Márcia atravessou o corredor que levava ao bar apenas alguns passos atrás de Inês, mas foi o suficiente para perder ela de vista no mar de pessoas que estavam lá dentro. Camila estava no palco, em um vestido azul que parecia querer cair de seu corpo com apenas um sopro — o que só não encantava mais do que a sua voz, que preenchia o ambiente. A fina fumaça que se fazia visível na luz opaca e colorida, não impedia que Márcia observasse com detalhes o que estava a sua frente. Algumas pessoas tinham escamas ao invés de pele, garras ao invés de unhas, olhos brancos, amarelos, vermelhos... Outras se pareciam com ela, mas não a enganavam. Ela respirou fundo ao perceber que essa era uma festa de entidades, apenas de entidades. Nem mesmo Eric parecia estar ali para lhe fazer companhia. Absorvendo esse fato enquanto abria espaço entre as pessoas à procura de Inês, Márcia tentou manter a postura firme. Mas a verdade é que poucas vezes se sentiu tão intimidada quanto naquele momento, rodeada por seres tão poderosos. Ela já não tinha medo deles, apenas um respeito tão grande que a fez se sentir uma intrusa em meio a gigantes.
Márcia não sabia porque estava surpresa. Ela devia ter ligado dois pontos simples: se essa é uma celebração de entidades pela vitória contra uma entidade, quem seriam as únicas pessoas na festa? O calor dos corpos fez com que gotas de suor começassem a se formar em sua testa. A jovem sentiu que não estava conseguindo mais levar ar suficiente a seus pulmões e começou a ficar ofegante. Aos poucos, sua mente não parecia mais estar funcionando com tanta clareza. Então, após alguns minutos sem sucesso em sua busca por Inês, a detetive tentou encontrar ao menos rostos familiares. Seu olhar cruzou com o de Caipora, mas a entidade rapidamente virou rosto e se esgueirou pela aglomeração até sair do campo de visão de Márcia. Ou é remorso ou ela não gosta mesmo de mim, a jovem tentou decidir, mas não conseguiu. Iberê estava encostado no balcão de bebidas, agarrado à uma garrafa de cachaça, rindo e falando alto com um grupo de pessoas que formava um semicírculo ao seu redor. Ele definitivamente não parecia alguém com disposição para se incomodar a ajudá-la. E Camila estava imersa demais em sua canção para poder nota-la... As mãos da jovem começaram a suar. Ela já não sabia se a causa do mal-estar era o calor, a frustração, a vontade de correr dali enquanto seus joelhos ainda pareciam querer cooperar ou... Márcia sentiu uma pressão em suas costas e imediatamente se virou à procura da origem do toque. Seus olhos travaram com os de Inês.

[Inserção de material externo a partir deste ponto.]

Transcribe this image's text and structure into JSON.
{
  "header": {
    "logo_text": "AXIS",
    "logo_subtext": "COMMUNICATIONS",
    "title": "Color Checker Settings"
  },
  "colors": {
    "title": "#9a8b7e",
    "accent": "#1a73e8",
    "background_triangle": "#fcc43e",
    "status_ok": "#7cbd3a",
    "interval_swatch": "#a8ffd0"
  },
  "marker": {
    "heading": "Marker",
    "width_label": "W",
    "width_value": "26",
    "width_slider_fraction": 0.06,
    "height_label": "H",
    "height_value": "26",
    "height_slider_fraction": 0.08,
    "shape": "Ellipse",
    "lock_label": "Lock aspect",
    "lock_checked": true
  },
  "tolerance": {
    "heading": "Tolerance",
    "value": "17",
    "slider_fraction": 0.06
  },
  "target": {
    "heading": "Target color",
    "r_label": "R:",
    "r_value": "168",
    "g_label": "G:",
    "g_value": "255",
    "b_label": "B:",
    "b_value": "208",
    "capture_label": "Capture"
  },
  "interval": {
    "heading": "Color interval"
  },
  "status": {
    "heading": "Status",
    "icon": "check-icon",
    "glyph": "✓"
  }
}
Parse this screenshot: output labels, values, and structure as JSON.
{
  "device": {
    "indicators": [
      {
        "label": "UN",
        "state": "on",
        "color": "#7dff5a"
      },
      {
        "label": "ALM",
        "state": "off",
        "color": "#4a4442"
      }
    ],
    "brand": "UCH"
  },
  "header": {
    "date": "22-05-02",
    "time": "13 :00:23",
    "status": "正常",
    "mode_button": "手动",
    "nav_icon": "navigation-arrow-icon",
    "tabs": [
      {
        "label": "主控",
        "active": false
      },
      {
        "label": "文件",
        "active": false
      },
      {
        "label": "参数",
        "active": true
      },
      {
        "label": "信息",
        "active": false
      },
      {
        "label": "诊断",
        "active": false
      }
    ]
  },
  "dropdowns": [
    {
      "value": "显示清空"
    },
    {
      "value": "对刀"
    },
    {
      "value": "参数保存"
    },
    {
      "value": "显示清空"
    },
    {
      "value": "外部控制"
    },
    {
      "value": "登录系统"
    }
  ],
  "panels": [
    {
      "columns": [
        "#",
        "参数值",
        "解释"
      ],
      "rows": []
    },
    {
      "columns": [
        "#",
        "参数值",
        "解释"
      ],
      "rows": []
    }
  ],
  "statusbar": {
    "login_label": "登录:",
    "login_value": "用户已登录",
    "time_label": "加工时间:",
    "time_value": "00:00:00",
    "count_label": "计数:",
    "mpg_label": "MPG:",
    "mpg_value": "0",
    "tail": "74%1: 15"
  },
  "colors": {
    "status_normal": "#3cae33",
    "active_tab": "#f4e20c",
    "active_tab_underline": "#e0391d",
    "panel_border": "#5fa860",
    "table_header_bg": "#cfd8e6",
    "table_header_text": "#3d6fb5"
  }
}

A mais velha não disse nada, apenas se aproximou de Márcia e soprou levemente os seus lábios. Um calafrio percorreu o corpo da mais jovem e o calor cessou. Suas mãos pararam de suar e ela voltou a encontrar certa coerência em seus pensamentos. Sem desviar o olhar ou se afastar, Inês ergueu seu braço por um instante e, imediatamente, a música parou. Grunhidos em protesto duraram apenas alguns segundos antes que Camila os interrompesse.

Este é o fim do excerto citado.